Administrators, including Superintendent Mark Porter, proposed the class size change to reduce the 2011-12 school year budget by $425,000. School Board members said "no" to the proposal during a budget workshop Thursday night.
The staffing recommendation included adding four discretionary teachers, but a net loss of 6.5 teaching positions.
Secondary Assistant Superintendent Keith Ryskoski and Elementary Assistant Superintendent Dave Bernhardson told the School Board that the class size increase would hardly be noticed.
The proposed ratio change would not affect students in grades K-3.
School principals agreed with the recommendation if discretionary teachers were available to relieve higher numbers in some classes or give students additional help.
"Not that anybody liked this," Ryskoski said. "But the changes are not going to make a significant difference if they have discretionary teachers."
Board members said they would make other spending cuts before increasing class sizes during the next school year. But board member Ron Kath said increasing class sizes would most certainly be on a recommended list of cuts for 2012-13.
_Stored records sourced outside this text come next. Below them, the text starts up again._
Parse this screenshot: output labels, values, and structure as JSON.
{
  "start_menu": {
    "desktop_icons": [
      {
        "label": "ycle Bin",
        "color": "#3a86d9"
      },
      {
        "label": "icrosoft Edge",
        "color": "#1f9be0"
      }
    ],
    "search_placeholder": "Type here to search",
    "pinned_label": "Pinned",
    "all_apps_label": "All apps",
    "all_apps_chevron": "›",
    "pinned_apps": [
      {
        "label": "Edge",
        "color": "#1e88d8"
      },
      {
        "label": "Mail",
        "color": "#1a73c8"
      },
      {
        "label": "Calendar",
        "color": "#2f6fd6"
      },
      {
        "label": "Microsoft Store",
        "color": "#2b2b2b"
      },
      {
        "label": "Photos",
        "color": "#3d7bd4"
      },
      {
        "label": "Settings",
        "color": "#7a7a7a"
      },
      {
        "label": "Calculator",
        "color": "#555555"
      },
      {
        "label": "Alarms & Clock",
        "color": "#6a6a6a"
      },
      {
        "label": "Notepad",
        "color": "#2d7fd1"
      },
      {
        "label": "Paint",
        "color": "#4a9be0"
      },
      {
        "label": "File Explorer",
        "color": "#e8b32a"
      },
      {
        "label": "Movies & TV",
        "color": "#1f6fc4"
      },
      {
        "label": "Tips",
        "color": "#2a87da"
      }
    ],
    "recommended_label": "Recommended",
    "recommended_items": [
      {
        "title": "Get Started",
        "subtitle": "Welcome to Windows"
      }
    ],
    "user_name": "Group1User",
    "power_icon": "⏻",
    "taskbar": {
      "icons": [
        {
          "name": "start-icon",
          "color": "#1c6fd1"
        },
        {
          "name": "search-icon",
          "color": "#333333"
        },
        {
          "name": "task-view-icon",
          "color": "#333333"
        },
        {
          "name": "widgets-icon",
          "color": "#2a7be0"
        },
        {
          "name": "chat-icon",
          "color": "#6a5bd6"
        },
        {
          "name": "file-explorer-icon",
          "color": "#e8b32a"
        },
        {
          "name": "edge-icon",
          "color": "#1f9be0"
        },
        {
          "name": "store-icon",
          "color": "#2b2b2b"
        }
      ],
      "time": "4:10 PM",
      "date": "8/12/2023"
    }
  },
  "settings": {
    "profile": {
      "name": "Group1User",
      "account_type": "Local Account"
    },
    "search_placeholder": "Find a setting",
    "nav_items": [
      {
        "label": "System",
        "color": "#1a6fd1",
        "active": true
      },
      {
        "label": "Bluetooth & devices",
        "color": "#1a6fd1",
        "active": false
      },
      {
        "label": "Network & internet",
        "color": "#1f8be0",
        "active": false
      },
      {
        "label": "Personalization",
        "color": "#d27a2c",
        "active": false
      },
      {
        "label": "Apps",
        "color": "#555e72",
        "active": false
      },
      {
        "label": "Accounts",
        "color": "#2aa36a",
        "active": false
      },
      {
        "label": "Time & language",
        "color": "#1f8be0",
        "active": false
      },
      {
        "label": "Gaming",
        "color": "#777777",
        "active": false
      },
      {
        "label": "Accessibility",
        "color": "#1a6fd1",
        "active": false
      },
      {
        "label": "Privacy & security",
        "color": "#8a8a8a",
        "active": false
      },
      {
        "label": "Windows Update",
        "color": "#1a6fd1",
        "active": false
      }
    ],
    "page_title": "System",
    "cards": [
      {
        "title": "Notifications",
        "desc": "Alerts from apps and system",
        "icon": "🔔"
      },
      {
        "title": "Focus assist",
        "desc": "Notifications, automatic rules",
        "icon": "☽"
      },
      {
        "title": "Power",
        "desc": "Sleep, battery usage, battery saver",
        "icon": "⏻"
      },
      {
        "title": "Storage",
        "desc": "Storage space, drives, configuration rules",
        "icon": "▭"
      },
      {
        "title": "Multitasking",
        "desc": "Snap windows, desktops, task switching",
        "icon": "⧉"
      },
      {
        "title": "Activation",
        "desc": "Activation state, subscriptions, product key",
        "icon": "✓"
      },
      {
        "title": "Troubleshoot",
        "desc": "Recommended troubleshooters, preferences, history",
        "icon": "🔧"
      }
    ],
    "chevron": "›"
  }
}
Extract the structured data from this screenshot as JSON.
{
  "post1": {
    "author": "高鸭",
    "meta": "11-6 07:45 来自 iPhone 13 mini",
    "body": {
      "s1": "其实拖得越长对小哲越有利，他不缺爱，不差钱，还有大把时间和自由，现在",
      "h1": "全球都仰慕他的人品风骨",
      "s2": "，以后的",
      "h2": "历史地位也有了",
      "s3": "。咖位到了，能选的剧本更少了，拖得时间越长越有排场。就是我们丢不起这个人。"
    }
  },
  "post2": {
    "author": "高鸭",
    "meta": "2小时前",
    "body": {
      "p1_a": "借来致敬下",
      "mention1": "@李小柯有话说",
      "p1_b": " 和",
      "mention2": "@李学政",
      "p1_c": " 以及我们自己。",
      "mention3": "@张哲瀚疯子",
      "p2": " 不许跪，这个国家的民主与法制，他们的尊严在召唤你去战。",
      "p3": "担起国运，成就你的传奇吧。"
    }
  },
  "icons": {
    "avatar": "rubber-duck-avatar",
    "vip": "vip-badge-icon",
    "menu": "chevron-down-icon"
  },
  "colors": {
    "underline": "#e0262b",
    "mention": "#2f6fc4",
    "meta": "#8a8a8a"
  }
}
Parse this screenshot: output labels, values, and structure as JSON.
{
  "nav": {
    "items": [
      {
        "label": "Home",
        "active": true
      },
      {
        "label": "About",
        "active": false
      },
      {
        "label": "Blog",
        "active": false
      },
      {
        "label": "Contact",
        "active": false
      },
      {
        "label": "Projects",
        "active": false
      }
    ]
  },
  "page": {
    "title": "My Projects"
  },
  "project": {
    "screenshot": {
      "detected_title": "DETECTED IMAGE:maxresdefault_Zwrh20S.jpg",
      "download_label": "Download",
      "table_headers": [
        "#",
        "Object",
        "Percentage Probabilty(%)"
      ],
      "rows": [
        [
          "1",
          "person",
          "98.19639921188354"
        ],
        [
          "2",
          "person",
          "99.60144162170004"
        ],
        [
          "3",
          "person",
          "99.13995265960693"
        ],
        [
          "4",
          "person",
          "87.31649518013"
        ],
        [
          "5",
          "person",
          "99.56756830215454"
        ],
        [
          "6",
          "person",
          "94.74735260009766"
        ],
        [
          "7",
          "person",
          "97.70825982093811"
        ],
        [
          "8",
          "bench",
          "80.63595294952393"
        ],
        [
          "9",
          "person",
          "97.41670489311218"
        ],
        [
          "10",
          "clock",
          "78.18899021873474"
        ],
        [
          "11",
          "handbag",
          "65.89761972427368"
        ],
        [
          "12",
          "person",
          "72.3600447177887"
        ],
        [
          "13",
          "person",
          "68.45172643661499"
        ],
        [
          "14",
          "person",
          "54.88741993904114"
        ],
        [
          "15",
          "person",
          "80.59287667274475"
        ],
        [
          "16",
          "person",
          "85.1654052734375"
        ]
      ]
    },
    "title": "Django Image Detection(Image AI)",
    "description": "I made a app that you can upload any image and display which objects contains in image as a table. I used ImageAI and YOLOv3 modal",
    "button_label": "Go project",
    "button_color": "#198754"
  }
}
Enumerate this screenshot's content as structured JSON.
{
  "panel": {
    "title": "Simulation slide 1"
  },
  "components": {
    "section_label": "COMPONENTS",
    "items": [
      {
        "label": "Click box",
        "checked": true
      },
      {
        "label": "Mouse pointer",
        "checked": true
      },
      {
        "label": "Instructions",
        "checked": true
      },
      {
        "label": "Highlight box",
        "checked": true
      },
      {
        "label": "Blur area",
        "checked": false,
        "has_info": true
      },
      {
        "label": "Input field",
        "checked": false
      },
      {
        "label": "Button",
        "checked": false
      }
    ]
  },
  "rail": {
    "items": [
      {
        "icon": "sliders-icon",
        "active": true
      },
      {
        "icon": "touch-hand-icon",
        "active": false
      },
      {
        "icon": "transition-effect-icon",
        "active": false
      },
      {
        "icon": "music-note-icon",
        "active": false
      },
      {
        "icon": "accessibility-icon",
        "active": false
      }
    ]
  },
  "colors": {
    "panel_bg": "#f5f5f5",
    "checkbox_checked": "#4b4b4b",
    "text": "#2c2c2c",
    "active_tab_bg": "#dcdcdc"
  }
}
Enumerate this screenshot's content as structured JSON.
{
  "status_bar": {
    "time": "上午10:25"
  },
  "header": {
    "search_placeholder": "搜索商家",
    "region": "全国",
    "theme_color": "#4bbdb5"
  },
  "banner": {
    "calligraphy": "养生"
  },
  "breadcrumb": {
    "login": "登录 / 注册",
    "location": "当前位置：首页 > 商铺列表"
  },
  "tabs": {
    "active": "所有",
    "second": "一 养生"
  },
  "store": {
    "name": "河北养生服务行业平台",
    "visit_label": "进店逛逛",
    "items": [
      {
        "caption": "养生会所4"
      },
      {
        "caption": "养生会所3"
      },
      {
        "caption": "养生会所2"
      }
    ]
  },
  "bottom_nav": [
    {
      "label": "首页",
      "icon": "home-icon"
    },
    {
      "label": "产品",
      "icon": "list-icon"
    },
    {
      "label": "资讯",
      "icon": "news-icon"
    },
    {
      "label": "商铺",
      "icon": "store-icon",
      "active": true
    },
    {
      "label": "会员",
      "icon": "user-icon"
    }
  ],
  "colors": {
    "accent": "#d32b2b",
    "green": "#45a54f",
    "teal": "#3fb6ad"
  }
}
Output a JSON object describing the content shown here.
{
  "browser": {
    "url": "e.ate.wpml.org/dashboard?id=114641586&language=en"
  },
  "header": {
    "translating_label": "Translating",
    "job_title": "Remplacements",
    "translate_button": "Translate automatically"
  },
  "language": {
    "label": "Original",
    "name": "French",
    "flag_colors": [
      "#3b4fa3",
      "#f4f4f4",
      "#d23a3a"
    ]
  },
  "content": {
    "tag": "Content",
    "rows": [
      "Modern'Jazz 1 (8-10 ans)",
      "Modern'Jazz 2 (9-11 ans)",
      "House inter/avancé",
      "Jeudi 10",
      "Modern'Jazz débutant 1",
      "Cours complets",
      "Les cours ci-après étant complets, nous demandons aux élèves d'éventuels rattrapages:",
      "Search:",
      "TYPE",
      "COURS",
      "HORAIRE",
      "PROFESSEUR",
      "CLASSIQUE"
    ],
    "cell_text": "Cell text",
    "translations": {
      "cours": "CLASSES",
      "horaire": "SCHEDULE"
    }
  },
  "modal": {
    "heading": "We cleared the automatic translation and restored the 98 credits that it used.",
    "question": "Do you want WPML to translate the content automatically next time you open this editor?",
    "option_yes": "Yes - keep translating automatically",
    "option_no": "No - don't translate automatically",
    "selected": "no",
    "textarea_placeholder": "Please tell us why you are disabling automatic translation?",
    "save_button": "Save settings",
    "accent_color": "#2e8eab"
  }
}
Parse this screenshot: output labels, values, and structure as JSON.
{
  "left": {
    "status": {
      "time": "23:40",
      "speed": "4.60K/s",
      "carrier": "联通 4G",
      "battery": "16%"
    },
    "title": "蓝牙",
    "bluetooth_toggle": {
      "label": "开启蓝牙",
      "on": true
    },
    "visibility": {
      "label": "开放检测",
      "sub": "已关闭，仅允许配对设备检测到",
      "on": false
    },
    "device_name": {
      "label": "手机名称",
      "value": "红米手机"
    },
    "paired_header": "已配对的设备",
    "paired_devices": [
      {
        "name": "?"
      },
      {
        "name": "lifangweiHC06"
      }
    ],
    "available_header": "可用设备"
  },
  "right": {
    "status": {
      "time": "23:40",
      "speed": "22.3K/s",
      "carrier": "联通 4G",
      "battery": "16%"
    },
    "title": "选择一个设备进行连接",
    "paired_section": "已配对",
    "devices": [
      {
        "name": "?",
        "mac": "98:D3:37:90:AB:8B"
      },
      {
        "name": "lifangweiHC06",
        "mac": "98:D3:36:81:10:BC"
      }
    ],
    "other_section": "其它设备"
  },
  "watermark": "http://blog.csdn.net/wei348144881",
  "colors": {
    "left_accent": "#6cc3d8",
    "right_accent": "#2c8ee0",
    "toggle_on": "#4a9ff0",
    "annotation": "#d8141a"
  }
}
The district is facing an $11 million deficit for next school year if nothing in the budget is changed. While it has more than $17 million in unallocated money that could help cover a deficit, administrators say relying on that would mean the reserve funds would be used up the following year.
The School Board and district administrators worry the Minnesota Legislature will not increase education spending for the next two years and might actually cut the allocation to schools, so District 833 is hanging on to its unallocated money as long as possible.
School Board members agreed with another administrative budget proposal to not make a $2.5 million contribution to the fund that pays retirement benefits. The money will remain in the general fund and help to stave off other spending cuts.
The retirement fund is fully vested, according to district finance director Aaron Bushberger.